Open-access content Monday 8th April 2013 — updated 2.38pm, Tuesday 5th May 2020
John Bowen

 

8 April 2013


The purpose of contract documents is to set out in as unambiguous a manner as possible the intentions of the parties involved.


Clarity should be of the essence, but so many contracts these days are not only impenetrable as to their meaning, but also often contain clauses that make little practical sense.

When it comes to contract terms there is something of a paradox, for the thing that will make resolution of conflict easy is to have clear and simple language employed and legal terminology is anything but either of those.

The result of that is an increased likelihood of a need to resort to other methods to resolve disputes of which the result is often a need to go to court. And who do you need when you go to court? Oh yes; lawyers.

Now this isn't an attack on the legal profession. They have a crucial role to play in business, but in most cases it is in an advisory capacity. Decisions are taken by managers and they take those decisions having assessed to pros and cons of the different choices.

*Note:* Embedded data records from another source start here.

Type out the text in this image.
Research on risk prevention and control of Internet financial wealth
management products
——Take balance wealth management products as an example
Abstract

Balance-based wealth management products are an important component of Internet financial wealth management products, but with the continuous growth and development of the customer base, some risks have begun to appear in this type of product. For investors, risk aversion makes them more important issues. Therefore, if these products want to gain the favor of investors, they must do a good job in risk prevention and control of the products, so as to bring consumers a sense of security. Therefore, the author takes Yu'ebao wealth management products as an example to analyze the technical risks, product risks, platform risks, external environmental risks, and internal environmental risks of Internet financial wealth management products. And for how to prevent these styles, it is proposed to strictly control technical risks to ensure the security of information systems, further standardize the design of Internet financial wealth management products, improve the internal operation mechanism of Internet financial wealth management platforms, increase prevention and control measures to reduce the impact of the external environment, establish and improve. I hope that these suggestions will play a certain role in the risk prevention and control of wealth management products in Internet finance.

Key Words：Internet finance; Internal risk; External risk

When such decisions come down to contracts there used to be a fairly simple process of a bit of horse trading over terms as part of the general negotiation process with an amendment here and there and both parties would get their pens out and sign on the dotted line. Over the last 10 years or so we have seen, at least in the UK, a far more litigious approach to business and the impact on contract terms has taken on extreme tendencies.

One of the most insidious of these is the unlimited liability, or indemnity, clause whereby the client expects the supplier to entertain unlimited claims upon them. These are a patent nonsense and I could write a small book on the subject, but for the purpose of this column the ability of the supplier to pay is one factor, backed by the level of insurance cover that they can obtain.

What is unlimited? It could mean £100 or £50bn or anything between or beyond so where does that lead to? For a start you have the problem of having several such contracts whereby you are carrying the risk, or trying to insure the risk, of more money than there is in the world, at least in theory.

But then you see term contracts (or umbrella or enabling contracts) where clause X tells you that you may not get any business from the contract and clause Y tells you that you have to carry unlimited liability and produce insurance cover to prove it!

In plain terms that says that you have to pay for covering an infinite risk and that you might not actually get any income and that is ludicrous, but such contracts are in existence and more are signed every week. Why?

Well the reality is that most contracts there days are not worth the paper that they are written on and any dispute would be settled through litigation. The liability would be limited to what the court decided. In other words, managers elect to take a risk in the knowledge that it is not likely to occur and that if it does, their lawyers will be able to argue the case well enough to reduce the consequences.

We talk about reducing costs as clients, so why are we adding the costs of these contract terms into the supply chain? Let's be realistic and start to remove the unlimited liability clause from our contracts: The only people who benefit from them are lawyers.